Seu corpo debatia-se sobre a cama, como se nesta não lhe houvesse lugar.
Estava sozinho e a solidão o inquietava, o fazia sentir-se frágil – em momentos assim aquelas terríveis lembranças lhe saltavam a mente, frias, dolorosas e aterradoras - tinha de se manter alerta a algum perigo que houvesse a cerceá-lo na intimidade devassada pelos mais pesarosos fantasmas em seu lar.
Vinha-lhe o som cadente das águas, o bater de asas dos morcegos, o arranhar dos ratos nas paredes úmidas, a voz Dela em seus pensamentos, compartilhando com ele seu desespero. E vinham-lhe passos... Passos? Sim, passos. Passos ao longe – seriam novamente os ratos? E vozes. Vozes - distantes e próximas - sussurradas em seu ouvido. Podia sentir o fremir de lábios. Era loucura! Queria que fosse. Antes louco do que aquilo tudo ser... Real. Já era noite, jamais se aventurara a imergir profundamente na escuridão – desde aquela vez - mas, hoje o tempo lhe fugira aproveitando-se de seu breve e descuidado torpor.

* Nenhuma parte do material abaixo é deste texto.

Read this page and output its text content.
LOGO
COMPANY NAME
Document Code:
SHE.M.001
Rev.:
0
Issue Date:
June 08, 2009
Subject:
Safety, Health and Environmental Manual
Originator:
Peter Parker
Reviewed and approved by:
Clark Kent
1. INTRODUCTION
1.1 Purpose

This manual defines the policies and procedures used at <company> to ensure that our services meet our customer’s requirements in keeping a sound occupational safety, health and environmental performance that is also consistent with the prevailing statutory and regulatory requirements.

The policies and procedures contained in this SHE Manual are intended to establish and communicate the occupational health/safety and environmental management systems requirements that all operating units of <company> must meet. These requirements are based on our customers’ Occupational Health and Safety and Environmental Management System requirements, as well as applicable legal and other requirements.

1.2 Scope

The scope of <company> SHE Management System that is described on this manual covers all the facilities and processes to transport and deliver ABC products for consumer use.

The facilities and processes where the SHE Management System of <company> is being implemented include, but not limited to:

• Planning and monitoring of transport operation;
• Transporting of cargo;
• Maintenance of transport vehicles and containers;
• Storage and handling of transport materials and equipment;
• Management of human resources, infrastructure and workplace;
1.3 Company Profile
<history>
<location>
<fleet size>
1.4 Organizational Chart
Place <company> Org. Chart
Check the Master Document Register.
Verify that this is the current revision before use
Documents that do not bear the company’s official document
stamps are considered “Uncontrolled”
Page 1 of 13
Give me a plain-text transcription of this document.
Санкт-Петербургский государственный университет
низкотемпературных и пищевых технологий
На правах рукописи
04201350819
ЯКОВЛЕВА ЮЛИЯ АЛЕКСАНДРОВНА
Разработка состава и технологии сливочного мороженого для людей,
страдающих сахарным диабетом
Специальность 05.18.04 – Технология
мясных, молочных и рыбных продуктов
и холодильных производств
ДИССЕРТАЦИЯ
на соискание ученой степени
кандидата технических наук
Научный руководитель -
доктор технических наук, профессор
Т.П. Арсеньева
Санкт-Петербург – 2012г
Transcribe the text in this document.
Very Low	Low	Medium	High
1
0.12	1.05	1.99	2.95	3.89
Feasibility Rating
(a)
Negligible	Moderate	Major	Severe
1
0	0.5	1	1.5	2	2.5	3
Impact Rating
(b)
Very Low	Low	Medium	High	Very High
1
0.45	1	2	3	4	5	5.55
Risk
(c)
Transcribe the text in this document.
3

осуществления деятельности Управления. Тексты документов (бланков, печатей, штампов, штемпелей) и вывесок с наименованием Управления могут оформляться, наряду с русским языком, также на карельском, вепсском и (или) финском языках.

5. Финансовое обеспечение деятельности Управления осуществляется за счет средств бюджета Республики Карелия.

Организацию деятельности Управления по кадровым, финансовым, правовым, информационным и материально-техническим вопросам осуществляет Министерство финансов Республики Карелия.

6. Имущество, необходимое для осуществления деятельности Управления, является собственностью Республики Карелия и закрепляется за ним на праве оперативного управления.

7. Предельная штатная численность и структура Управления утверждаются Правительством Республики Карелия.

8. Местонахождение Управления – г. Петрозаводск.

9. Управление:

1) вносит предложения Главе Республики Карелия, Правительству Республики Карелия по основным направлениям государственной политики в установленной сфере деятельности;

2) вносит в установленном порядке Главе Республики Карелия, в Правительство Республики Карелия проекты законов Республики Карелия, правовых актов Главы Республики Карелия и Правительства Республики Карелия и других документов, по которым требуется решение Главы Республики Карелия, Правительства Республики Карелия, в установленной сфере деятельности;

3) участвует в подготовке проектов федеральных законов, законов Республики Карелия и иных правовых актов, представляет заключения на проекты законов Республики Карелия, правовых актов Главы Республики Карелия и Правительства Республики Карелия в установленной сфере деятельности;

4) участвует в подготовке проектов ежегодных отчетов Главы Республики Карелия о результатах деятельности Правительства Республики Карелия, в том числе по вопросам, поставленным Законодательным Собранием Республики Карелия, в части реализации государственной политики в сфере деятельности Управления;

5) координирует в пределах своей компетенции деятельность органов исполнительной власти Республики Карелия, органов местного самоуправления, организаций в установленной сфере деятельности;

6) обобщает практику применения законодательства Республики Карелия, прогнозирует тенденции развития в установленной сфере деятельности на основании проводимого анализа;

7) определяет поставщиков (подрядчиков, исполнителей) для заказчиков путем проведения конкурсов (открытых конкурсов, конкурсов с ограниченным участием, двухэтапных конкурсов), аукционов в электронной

Encontrava-se ofegante, em seus sonhos conflitava, o que de terrível se passava em sua pseudo-inconsciência? – nem sempre é a morte o pior destino - Apenas sabia-se assustado, meio adormecido e meio desperto, perdido entre dois mundos: este e o outro em algum lugar de sua atormentada mente.
Seus olhos abriram de repente, intenso, como se um forte impulso o tomasse e o despertasse, ou se reagisse aos chamados Dela.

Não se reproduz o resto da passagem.